• A School District Employee's "Hours" Worked During a Leave May Not Be Converted to "Days" Worked for the Purpose of Earning Permanent Employee Status
  • September 6, 2013
  • Law Firm: Kronick Moskovitz Tiedemann Girard A Law Corporation - Sacramento Office
  • In Cox v. Los Angeles Unified School District (--- Cal.Rptr.3d ----, Cal.App. 2 Dist., July 23, 2013), a California court of appeal considered whether a school district employee could apply hours of credit she claimed to have worked during a maternity leave as "days" for the purpose of satisfying the number of days needed to satisfy the Education Code 44908 “complete school year” threshold requirement for earning permanent employee status.  The appellate court held that the Code's specific reference to "number of days worked" plainly required probationary certificated employees to work the number of actual days, and that extra hours an employee may have worked while on leave of absence or partial days worked cannot be considered the equivalent to days for that purpose.


    Erica Cox (“Cox”) began working for the Los Angeles Unified School District ("District") as a probationary counselor at the beginning of the 2007-08 school year.  She successfully completed that year and continued her probationary status the following year.  Cox took paid maternity leave from September 2 through October 31, 2008, and then returned to work for the remainder of the 2008-09 school year.  For the school year of 2009-10 (her third year working at the District), she was classified as a second-year probationary employee on the grounds that in the prior year she failed to work the requisite number of days required by the Education Code to constitute a "complete school year."  On March 8, 2010, the District notified Cox that she was not selected for a certificated position for the following school year and issued notice on March 8, 2010, that she was non-reelected effective at the end of that year.

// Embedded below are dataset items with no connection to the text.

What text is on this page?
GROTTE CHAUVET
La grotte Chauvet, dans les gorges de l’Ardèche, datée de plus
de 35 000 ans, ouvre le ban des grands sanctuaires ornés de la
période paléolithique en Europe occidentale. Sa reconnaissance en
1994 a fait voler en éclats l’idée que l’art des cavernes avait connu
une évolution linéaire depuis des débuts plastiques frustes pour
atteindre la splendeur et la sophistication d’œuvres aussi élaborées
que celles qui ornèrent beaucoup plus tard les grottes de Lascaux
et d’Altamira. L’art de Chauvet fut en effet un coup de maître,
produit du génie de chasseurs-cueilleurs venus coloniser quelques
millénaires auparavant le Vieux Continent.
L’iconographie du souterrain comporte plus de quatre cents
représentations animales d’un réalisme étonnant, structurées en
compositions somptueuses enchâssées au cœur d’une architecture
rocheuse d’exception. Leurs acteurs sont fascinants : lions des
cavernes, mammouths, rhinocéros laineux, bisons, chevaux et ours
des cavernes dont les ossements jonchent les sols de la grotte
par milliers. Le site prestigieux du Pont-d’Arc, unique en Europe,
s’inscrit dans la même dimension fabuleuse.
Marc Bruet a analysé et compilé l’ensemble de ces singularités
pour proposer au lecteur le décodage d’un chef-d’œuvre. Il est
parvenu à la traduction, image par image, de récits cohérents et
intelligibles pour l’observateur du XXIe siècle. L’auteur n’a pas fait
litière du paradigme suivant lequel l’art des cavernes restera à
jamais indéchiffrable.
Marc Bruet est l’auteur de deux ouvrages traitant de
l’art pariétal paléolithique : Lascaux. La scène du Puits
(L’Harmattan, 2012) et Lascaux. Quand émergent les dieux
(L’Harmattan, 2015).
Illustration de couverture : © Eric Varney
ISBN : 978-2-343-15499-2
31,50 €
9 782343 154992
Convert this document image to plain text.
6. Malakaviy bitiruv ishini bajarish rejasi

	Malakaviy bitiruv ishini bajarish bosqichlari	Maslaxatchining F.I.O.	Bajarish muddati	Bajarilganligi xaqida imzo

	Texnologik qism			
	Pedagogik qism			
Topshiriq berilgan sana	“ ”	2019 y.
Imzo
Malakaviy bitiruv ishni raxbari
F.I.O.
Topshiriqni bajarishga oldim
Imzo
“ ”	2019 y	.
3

    Cox sued alleging that hours she worked during her maternity leave preparing a grant application for the District should have been added to her work record to satisfy the Education Code's "complete school year" requirement.  She also alternatively asserted that a “partial day” of 3 ½ hours she worked should be rounded up and counted toward the number of days needed to satisfy the “complete school year” requirement.  The superior court rejected both of her claims and upheld the District's determination.  Cox appealed.


    Education Code Section 44908 defines a "complete school year" as having worked "at least 75 percent of the number of days the regular schools of the district in which he is employed are maintained."  It further states that a probationary teacher, such as Cox, must serve "two complete consecutive school years in a position or positions requiring certification qualifications" prior to becoming classified as a permanent employee.

    There was no question that Cox satisfied that requirement in her first year.  However, in her second year, consisting of 182 days, she needed to work 136.5 days (75% of 182), to meet the requirement.  The District determined that Cox only worked 135 days, making her 1.5 days short of the “complete school year” requirement.

    Cox asserted that the 30 hours she spent preparing a grant application during maternity leave was the equivalent of five additional six-hour days.  The appellate court noted that Section 44908 specifically refers to the "number of days" of a school year worked by an employee, and further defined those "days" as days the schools are “maintained” or “open.”  That language plainly means that Cox needed to work 75 percent of those "days," regardless of additional hours she may have worked.  Furthermore, the appellate court recognized the plain language of Education Code section 44975 providing that the time period a probationary teacher is on leave of absence does not count toward the Section 44908 “complete school year” requirement.

    The appellate court also rejected Cox's contention that an additional 3 1/2 hours she worked during a partial day should be rounded up to a day and count toward the 75 percent threshold needed to satisfy the “complete school year” requirement.  The appellate court noted the Section 44908 "at least 75 percent of the number of days..." requirement and found that there is no reference to "hours," or to "rounding up" in Section 44908 to reach the conclusion that "hours" are not "days."  So, the partial day Cox worked did not count as a “day” toward the 75 percent requirement, and the District properly concluded that Cox’s service did not constitute a complete year needed to satisfy Section 44908.

    What This Means To You

    This decision holds any work performed by a probationary certificated employee while on leave does not count toward the 75 percent of the number of days threshold needed to satisfy the complete school year requirement of Education Code section 44908.  The decision also makes clear that school districts are not required to count any partial day worked as a “day” for purposes of meeting the 44908 “complete school year” requirement, nor must any partial day be rounded up to equal a “day.”